Corporate and investment banking focus its activity on financing the development of enterprises and corporations and catering to their investment needs. Wholesale clients – which can be anywhere from different-sized companies to financial institutions or institutional investors - require more sophisticated financial products, either because of their size or the nature of their activity. In this guide we take a look at eight basic concepts that will help you understand the fundamentals of this business.
A bond is a debt security issued by a company or public administration that is sold to investors in financial markets with to raise funds to finance their activities. The issuer of the bond promises to repay the borrowed money, plus a fixed amount of interest (the so-called coupon), to the bondholder. When issuing a bond, issuers usually resort to banking institutions for assistance, who act as placement agents.
Shares are equal parts into which the capital of a company is divided. Shares are traded in stock markets. Stock markets are the places where buyers willing to pay money for shares – i.e. the demand for shares - and companies looking to raise money by selling the shares they own – i.e. the supply - converge. Thus, when demand and supply coincide, the transaction is carried out.
Corporate loans are financial transactions whereby a bank (lender) lends, pursuant to a contract or agreement between the parties, a specific amount of money to a third party (borrower), in this case a company, in exchange for an interest, called the cost of money. We can differentiate between bilateral or syndicated loans depending on whether the loan is arranged with a single lender or a group of lenders.
The term project finance refers to the financing of large infrastructure or energy projects that require particularly large investments subject to extended payback periods. They are arranged based on the long-term predictability of their cash flows and structured by means of fixed contracts with customers, suppliers, market regulators, etc. This financing activity is closely linked to the development of a country's basic infrastructures and, therefore, also contributes to its economic development.
The term trade finance refers to the portfolio of products required to facilitate international trade, and enable importers, exporters, banks, insurers, and export credit agencies (ECAs) to arrange transactions. This portfolio of products includes buyer’s credit, the issuance of letters of guarantee, the discount of invoices and insurance. This activity enables businesses and people to import and export of goods and services, mitigating the risks existing in international trade relations and simplifying transaction settlement processes.
Initial Public Offering
The term Initial Public Offering makes reference to a growth strategy whereby a company offers its shares in a regulated public market. This transaction allows companies to expedite growth by raising the funds they need to materialize their business plan, and its private shareholders to raise liquidity and materialize the value of their shares and diversify their assets.

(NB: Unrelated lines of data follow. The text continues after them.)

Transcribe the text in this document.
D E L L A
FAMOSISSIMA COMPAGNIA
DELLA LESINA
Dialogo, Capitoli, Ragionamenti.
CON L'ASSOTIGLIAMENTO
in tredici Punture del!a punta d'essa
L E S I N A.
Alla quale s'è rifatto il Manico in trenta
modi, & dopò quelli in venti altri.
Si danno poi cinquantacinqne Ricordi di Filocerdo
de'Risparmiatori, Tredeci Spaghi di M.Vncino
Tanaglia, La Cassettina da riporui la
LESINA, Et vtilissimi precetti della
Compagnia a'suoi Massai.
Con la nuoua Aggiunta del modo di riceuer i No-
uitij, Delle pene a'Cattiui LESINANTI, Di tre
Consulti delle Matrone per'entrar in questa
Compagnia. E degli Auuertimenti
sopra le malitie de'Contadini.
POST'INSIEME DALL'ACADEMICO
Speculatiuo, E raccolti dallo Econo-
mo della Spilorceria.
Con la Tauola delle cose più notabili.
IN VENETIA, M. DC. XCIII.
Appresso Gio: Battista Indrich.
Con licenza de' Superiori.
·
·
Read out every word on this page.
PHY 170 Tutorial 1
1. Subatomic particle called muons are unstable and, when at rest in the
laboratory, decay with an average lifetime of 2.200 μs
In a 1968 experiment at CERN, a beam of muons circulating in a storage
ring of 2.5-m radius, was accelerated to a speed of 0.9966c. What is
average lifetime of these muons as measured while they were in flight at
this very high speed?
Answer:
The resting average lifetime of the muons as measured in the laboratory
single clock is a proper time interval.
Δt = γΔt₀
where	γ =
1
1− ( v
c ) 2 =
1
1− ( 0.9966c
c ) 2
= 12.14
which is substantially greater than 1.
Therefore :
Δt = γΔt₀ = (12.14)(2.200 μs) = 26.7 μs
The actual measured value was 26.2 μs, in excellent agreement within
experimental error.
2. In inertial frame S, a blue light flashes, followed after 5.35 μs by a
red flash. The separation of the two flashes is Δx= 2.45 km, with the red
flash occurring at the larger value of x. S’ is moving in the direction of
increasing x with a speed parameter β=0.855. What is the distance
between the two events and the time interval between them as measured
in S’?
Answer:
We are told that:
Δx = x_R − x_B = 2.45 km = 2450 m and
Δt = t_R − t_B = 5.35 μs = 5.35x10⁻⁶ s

A capital increase is a process whereby a company increases its share capital. In other words, it entails providing the company with more value and more goods. To increase its capital, a company normally issues new shares or directly increases the share value of the company without requiring shareholders to make any additional disbursements.
The M&A activity (M&A stands for Mergers & Acquisitions) is a term coined to refer to a business growth strategy whereby a company acquires, buys a stake, partners or takes control over the business or assets of another company to expand its current business or venture into new ones. Banks act as financial advisors, focus on solving the corporate problems of the companies and provide ideas aimed at generating value for shareholders.